Ungkapan yang masyhur yang begitu hikmah dalam hal ini adalah ungkapan seorang alim yang bernama Abdul Karim ar-Rifa’I – beliau adalah salah satu ulama besar Syam beberapa abad yang silam –, beliau berkata:
طعام الكبار سم الصغار
“Makanan bagi senior adalah racun bagi junior”
ORANG yang baru hijrah dan pembelajar pemula, tidak akan bisa mengambil faidah dari materi-materi yang berat, yang memerlukan wawasan yang memadai dan alat yang cukup.
Kajian ilmu yang dalam dan rumit, akan memberikan faidah yang banyak bagi yang sudah kokoh ilmunya, layaknya makanan bagi mereka.
Sebaliknya, itu tak akan memberikan manfaat bagi pemula, bahkan sangat mungkin menjatuhkannya pada kesalahan yang banyak, layaknya racun bagi mereka.
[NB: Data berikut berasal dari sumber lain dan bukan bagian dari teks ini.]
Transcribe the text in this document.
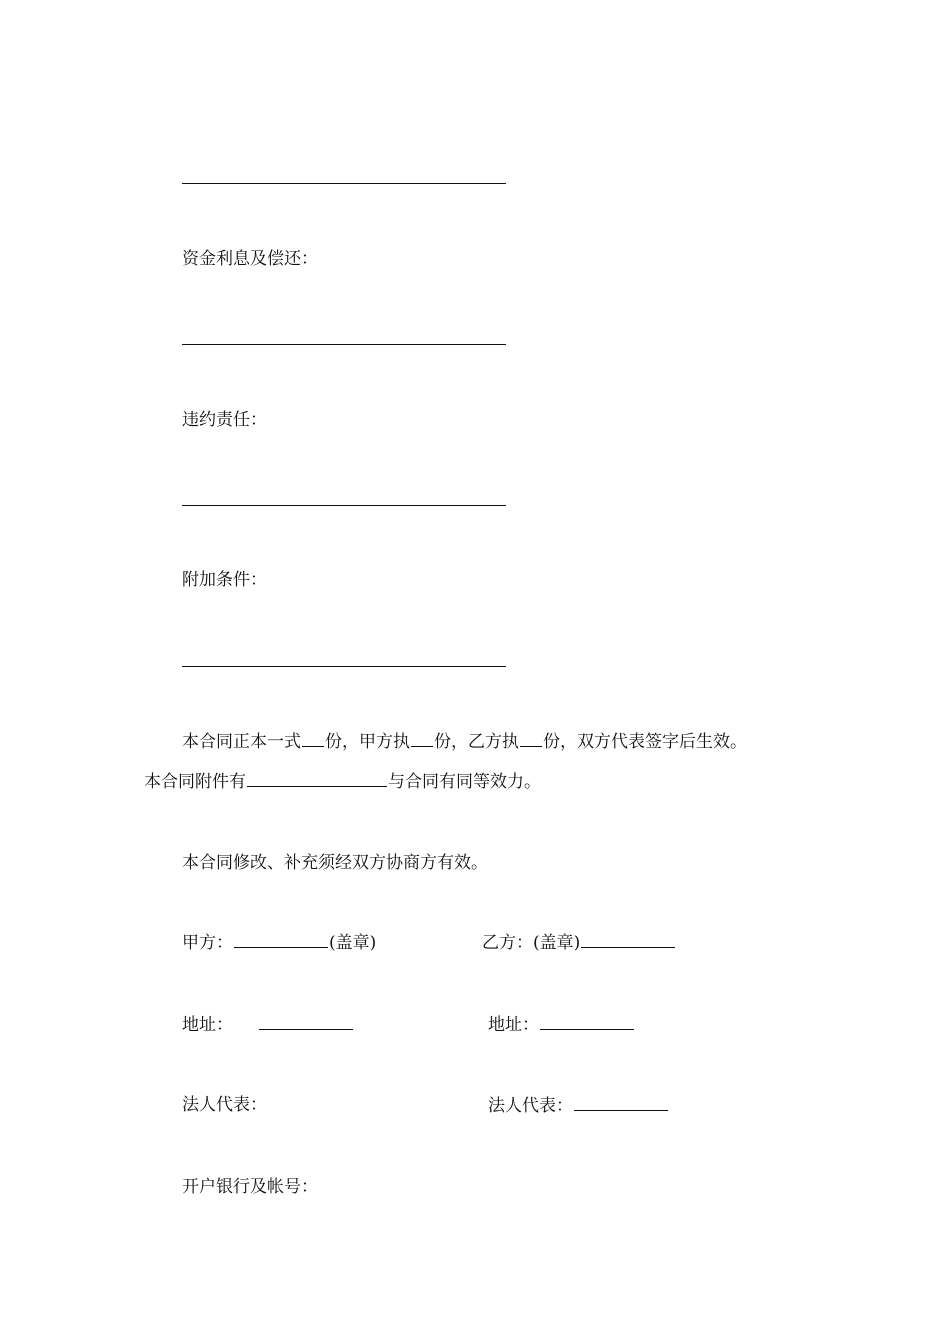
资金利息及偿还：
违约责任：
附加条件：
本合同正本一式 份，甲方执 份，乙方执 份，双方代表签字后生效。
本合同附件有	与合同有同等效力。
本合同修改、补充须经双方协商方有效。
甲方：	(盖章)	乙方：(盖章)
地址：	地址：
法人代表：	法人代表：
开户银行及帐号：
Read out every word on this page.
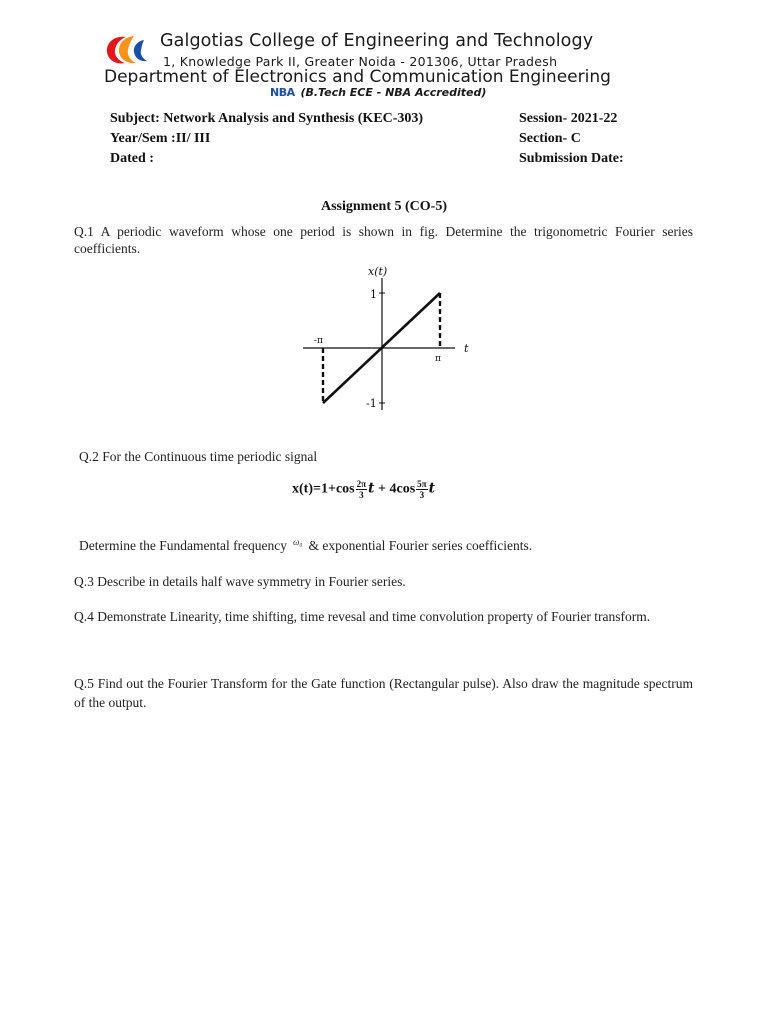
Galgotias College of Engineering and Technology
1, Knowledge Park II, Greater Noida - 201306, Uttar Pradesh
Department of Electronics and Communication Engineering
NBA (B.Tech ECE - NBA Accredited)
Subject: Network Analysis and Synthesis (KEC-303)	Session- 2021-22
Year/Sem :II/ III	Section- C
Dated :	Submission Date:
Assignment 5 (CO-5)
Q.1 A periodic waveform whose one period is shown in fig. Determine the trigonometric Fourier series coefficients.
x(t)
t
1
-1
-π
π
Q.2 For the Continuous time periodic signal
$x(t)=1+\cos \frac{2\pi}{3}$ $t + 4\cos \frac{5\pi}{3}$ t
Determine the Fundamental frequency $^{\omega_0}$ & exponential Fourier series coefficients.
Q.3 Describe in details half wave symmetry in Fourier series.
Q.4 Demonstrate Linearity, time shifting, time revesal and time convolution property of Fourier transform.
Q.5 Find out the Fourier Transform for the Gate function (Rectangular pulse). Also draw the magnitude spectrum of the output.
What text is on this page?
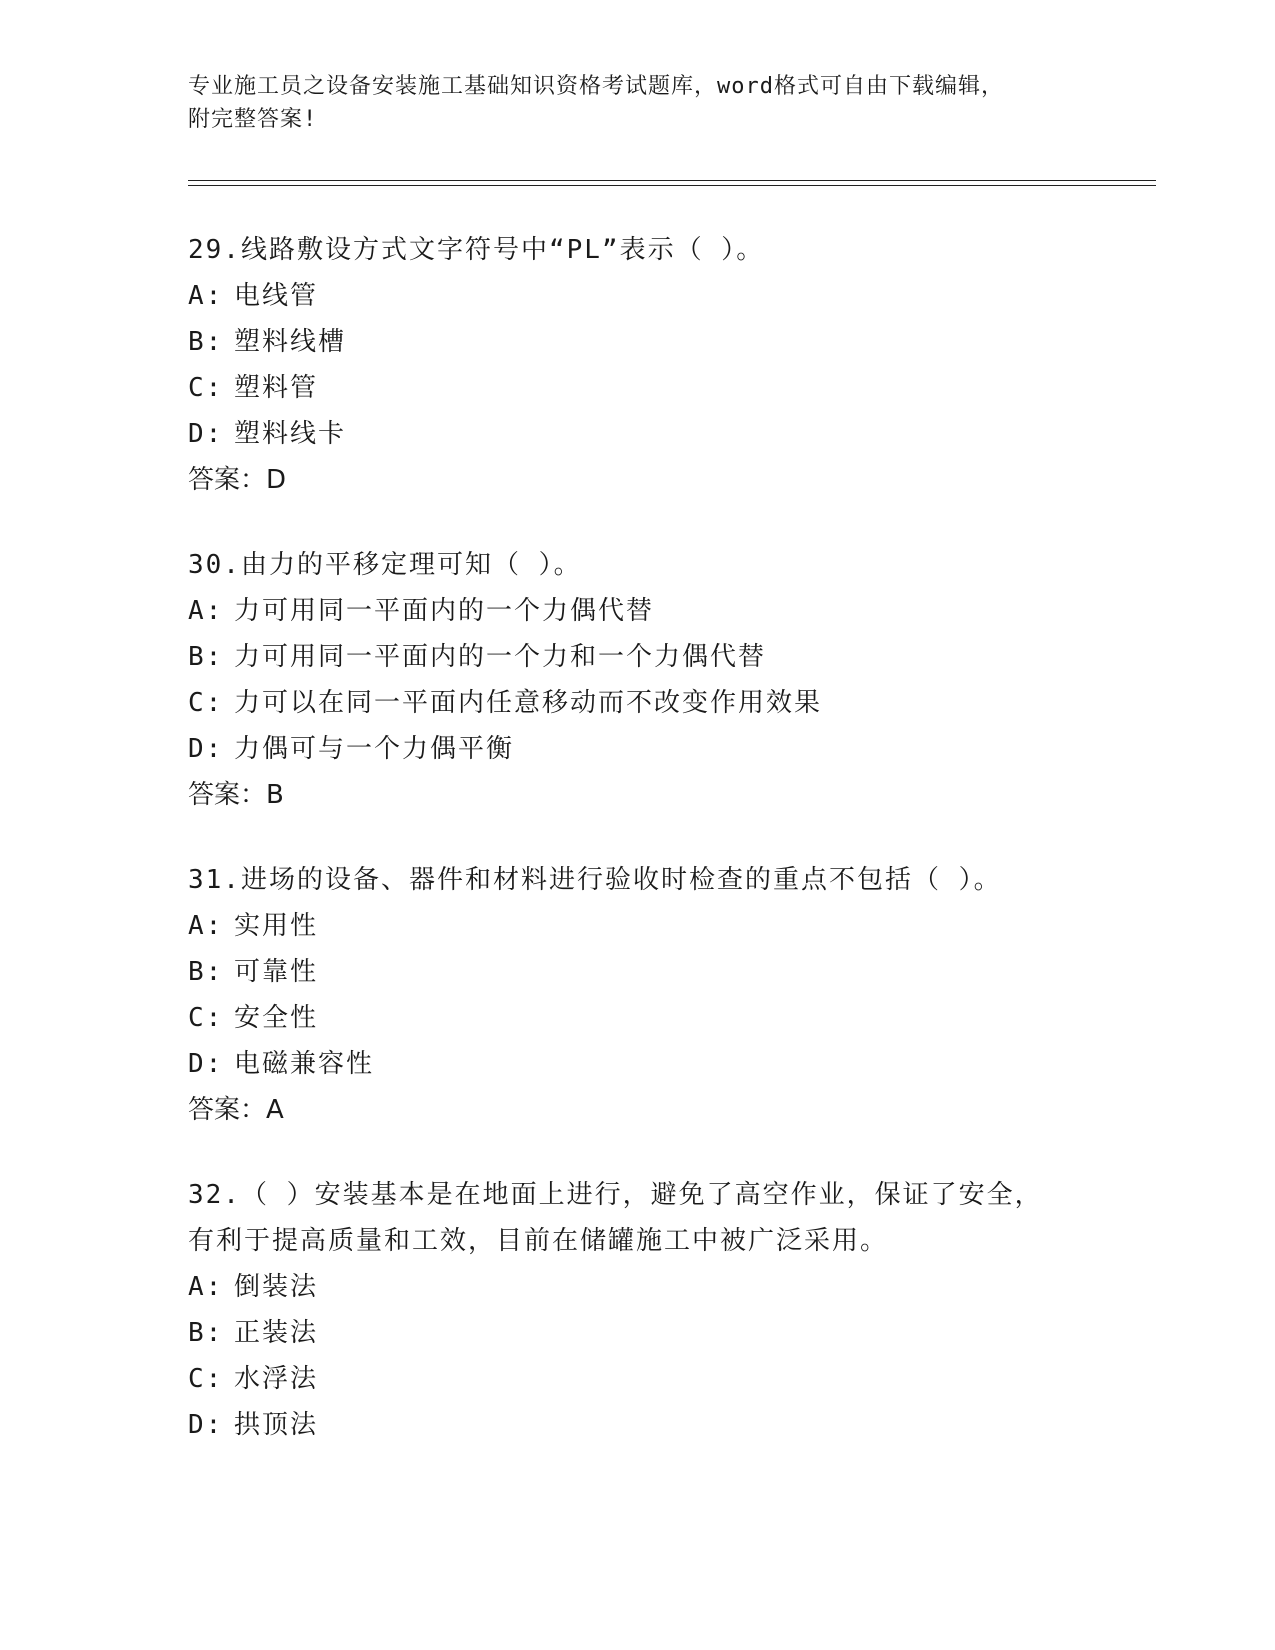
专业施工员之设备安装施工基础知识资格考试题库，word格式可自由下载编辑，
附完整答案!
29.线路敷设方式文字符号中“PL”表示（ ）。
A: 电线管
B: 塑料线槽
C: 塑料管
D: 塑料线卡
答案：D
30.由力的平移定理可知（ ）。
A: 力可用同一平面内的一个力偶代替
B: 力可用同一平面内的一个力和一个力偶代替
C: 力可以在同一平面内任意移动而不改变作用效果
D: 力偶可与一个力偶平衡
答案：B
31.进场的设备、器件和材料进行验收时检查的重点不包括（ ）。
A: 实用性
B: 可靠性
C: 安全性
D: 电磁兼容性
答案：A
32.（ ）安装基本是在地面上进行，避免了高空作业，保证了安全，有利于提高质量和工效，目前在储罐施工中被广泛采用。
A: 倒装法
B: 正装法
C: 水浮法
D: 拱顶法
Karena itu, bagi yang baru hijrah dan pembelajar pemula, tak perlu menyibukkan diri menyimak bahasan dan perdebatan yang rumit-rumit, selain mengalihkan banyak waktunya dari mempelajari ilmu yang layak untuk levelnya, juga bisa jadi malah membuatnya tambah kebingungan.
Dari kitab: Ta’dzimul ‘ilmi li Syaikh Shalih bin Abdullah al-Ushaimi Hal. 21-22.
✍️Alih bahasa: Muhaimin Abu Shofiya.